Donna Salvini, founder of Indi Lab, explains that the answer is funding. “We're not paying a dime,” she explains. “There's grassroots fundraising in Taiwan by the Taiwanese people. No government money is involved. They love these dogs and there are no options for them there. So, they're sent here.” Indi Lab does rescue local dogs as well, but when there's a need for a purebred retriever, these dogs from Taiwan provide the perfect answer in that they move very quickly into homes without draining Salvini's resources.
Rescuers in Taiwan raise $1,000 per dog to prepare them for transport to the U.S. The densely populated Taiwan has an erupting “puppy fad,” but once dogs grow to be full-size they're often neglected or abandoned, because of overpopulation and the tight living quarters of most Taiwanese people.
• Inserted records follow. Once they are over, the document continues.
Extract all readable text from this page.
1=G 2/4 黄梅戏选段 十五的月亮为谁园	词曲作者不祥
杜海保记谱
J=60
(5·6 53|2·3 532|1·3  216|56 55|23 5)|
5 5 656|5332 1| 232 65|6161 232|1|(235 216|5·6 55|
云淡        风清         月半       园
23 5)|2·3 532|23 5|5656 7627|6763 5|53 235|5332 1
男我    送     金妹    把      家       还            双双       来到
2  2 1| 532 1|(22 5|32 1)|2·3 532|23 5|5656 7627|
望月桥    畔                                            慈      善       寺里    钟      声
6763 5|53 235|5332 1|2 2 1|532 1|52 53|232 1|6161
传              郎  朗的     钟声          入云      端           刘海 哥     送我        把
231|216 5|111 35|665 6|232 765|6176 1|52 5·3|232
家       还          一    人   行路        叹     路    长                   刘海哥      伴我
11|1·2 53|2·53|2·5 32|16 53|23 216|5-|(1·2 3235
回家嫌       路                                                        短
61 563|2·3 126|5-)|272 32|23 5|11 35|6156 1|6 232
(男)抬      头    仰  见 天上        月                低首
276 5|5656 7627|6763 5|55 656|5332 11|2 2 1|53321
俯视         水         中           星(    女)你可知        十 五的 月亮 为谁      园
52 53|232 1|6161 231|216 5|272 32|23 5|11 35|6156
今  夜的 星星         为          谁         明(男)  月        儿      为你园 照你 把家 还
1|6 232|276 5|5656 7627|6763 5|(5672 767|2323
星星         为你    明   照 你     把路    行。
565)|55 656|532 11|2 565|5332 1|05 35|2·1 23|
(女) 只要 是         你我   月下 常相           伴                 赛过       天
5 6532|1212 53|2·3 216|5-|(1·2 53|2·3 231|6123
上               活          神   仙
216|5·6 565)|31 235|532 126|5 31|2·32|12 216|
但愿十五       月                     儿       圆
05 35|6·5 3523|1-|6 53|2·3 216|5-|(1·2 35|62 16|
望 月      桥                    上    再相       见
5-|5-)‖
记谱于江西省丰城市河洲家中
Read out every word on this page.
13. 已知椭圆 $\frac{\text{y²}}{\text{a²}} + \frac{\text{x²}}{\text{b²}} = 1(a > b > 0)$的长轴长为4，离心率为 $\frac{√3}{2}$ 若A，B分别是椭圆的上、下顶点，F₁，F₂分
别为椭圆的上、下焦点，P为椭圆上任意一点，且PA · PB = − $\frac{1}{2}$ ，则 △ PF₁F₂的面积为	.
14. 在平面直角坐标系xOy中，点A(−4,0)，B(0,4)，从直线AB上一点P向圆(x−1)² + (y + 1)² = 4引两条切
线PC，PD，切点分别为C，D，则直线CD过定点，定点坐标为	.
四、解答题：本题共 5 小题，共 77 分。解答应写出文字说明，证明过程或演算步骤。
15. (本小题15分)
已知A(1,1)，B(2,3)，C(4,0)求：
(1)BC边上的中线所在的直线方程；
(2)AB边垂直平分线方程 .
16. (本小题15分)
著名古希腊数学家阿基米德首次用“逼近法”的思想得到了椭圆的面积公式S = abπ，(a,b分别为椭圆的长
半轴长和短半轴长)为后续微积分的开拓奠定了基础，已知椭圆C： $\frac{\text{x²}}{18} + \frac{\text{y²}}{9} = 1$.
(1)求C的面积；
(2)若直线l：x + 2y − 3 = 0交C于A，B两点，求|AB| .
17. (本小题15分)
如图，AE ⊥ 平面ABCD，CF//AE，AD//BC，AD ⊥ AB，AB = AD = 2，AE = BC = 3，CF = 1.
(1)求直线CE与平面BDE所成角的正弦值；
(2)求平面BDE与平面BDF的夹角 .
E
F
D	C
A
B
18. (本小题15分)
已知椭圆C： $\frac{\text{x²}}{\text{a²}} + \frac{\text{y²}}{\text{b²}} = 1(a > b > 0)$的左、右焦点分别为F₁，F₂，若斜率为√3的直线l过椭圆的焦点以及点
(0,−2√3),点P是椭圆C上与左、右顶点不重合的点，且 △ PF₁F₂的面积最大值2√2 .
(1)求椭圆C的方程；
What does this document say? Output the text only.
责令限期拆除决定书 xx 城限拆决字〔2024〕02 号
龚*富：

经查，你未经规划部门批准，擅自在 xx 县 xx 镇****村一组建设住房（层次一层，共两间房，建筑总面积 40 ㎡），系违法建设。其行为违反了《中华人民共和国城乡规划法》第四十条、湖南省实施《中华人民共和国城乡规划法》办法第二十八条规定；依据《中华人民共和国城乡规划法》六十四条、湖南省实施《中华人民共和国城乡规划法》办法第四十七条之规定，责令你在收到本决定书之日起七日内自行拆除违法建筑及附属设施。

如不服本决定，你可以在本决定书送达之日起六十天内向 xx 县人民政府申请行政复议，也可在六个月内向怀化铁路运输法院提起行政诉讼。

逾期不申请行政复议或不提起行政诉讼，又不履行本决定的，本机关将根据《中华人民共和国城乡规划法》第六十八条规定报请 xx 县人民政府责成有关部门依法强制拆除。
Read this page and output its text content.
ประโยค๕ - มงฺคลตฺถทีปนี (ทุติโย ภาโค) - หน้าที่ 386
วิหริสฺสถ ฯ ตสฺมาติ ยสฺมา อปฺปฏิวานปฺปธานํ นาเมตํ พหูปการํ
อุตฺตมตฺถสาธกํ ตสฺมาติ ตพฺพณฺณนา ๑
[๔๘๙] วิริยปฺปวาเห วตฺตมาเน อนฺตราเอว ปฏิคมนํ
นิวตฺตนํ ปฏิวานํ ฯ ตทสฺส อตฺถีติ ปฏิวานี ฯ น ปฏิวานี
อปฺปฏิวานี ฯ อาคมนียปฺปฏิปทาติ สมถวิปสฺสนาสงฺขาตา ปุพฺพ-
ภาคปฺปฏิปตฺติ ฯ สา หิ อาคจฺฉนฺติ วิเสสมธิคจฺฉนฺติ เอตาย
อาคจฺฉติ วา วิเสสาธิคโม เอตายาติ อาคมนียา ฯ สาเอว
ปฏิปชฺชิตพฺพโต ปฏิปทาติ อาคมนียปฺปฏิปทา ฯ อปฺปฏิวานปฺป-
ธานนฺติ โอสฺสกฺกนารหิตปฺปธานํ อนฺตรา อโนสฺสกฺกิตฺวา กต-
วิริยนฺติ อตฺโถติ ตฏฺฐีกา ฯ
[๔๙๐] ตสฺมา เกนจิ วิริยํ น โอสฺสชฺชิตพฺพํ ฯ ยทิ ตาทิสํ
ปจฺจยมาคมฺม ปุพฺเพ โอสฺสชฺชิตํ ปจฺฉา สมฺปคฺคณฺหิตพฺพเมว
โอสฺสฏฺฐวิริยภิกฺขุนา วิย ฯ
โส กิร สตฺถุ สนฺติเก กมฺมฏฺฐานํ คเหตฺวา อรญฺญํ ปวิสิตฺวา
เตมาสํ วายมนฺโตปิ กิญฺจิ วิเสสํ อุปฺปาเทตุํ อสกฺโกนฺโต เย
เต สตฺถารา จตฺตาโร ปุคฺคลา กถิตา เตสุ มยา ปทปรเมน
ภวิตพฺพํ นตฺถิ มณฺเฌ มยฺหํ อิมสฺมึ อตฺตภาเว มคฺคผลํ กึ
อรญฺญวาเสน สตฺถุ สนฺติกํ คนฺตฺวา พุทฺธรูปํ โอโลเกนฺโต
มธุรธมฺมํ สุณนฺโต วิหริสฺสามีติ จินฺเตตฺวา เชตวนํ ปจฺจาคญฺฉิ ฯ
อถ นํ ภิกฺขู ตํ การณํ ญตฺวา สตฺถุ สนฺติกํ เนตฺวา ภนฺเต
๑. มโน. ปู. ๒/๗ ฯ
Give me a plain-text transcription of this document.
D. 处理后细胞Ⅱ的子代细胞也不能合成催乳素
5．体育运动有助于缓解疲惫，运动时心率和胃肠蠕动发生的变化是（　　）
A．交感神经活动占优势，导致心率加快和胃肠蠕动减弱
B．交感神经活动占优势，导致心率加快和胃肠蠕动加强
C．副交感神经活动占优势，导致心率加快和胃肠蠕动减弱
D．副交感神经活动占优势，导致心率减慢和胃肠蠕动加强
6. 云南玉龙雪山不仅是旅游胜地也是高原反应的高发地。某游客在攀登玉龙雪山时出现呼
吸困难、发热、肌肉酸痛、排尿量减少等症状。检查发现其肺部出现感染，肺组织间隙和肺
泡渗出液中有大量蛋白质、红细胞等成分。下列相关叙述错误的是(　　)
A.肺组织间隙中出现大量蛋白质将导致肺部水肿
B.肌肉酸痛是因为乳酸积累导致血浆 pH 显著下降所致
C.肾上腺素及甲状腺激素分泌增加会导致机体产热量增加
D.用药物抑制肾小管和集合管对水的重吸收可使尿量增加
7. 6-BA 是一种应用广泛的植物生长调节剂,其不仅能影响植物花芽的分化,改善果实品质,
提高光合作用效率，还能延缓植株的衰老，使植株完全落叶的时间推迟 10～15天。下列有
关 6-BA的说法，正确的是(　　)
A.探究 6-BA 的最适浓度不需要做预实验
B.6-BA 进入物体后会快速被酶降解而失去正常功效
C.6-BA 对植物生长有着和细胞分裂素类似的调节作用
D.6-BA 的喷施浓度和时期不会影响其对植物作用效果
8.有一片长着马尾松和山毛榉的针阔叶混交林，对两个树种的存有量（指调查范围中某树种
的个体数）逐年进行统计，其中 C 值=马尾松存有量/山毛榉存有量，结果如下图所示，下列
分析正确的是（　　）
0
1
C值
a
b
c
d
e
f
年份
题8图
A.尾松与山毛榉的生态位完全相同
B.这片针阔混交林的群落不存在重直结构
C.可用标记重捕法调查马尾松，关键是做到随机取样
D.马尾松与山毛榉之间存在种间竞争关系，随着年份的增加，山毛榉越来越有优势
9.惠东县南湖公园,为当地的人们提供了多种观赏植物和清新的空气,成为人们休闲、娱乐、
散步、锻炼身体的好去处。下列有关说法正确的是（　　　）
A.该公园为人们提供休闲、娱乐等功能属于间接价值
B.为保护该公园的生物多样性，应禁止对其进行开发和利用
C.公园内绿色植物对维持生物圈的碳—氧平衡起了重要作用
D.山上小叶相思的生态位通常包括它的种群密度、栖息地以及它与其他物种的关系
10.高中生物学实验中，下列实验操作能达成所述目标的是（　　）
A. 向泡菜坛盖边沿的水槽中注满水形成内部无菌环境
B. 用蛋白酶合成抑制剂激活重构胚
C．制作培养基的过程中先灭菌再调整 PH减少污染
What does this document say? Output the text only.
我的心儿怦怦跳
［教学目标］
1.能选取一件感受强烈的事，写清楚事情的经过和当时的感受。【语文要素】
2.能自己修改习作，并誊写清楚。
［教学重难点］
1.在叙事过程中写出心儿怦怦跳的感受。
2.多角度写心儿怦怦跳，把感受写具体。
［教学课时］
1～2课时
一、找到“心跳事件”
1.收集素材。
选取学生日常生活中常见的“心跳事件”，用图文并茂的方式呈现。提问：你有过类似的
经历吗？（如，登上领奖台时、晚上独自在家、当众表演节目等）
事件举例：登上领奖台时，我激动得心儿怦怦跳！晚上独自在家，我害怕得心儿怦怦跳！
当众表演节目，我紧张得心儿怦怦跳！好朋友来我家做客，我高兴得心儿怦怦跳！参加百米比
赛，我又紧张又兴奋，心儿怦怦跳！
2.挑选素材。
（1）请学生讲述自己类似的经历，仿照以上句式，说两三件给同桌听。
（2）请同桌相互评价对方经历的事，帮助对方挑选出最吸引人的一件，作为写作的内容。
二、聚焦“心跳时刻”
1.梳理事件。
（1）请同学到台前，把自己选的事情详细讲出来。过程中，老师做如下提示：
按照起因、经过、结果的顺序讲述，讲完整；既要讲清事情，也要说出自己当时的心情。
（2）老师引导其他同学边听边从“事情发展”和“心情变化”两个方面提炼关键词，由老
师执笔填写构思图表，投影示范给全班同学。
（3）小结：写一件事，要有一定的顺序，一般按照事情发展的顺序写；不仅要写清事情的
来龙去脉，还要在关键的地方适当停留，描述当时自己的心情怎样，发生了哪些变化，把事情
With no animal rights laws to constrain them, state officials round up the dogs and kill them or they end up in the “asylum,” the Taiwanese terminology for a shelter. Government pounds are full of neglect and horrible methods of death, and they sometimes put dogs back on the streets to fend for themselves.
Ten to fifteen percent of the dogs Salvini rescues are from Taiwan. “We don't care if a dog is from Ohio, Mexico or Taiwan,” she says. “Our mission is to rescue, rehabilitate and re-home purebred retrieving breeds.”
Getting highly adoptable dogs that move very quickly to adoption without taking up resources is a no brainer for a breed rescue. Each has been vetted to the nines, she explains. “They've been spayed/neutered, fully vaccinated, tested for heartworm and parasites, had blood work, hip x-rays. They've been pre-fostered for a minimum of six months, arrive groomed and trained.”
Salvini has saved an approximated two thousand dogs in her seven years as a rescuer. She has 200 or so approved families at any given time on her waiting list, as the demand for purebred retrievers in California is often higher than the number available for adoption.
As of 2012, Labrador Retrievers remain the #1 breed according to the American Kennel Club. Highly valued in the U.S., the lucky ones find their way here with a helping hand from those in Taiwan who see their true worth.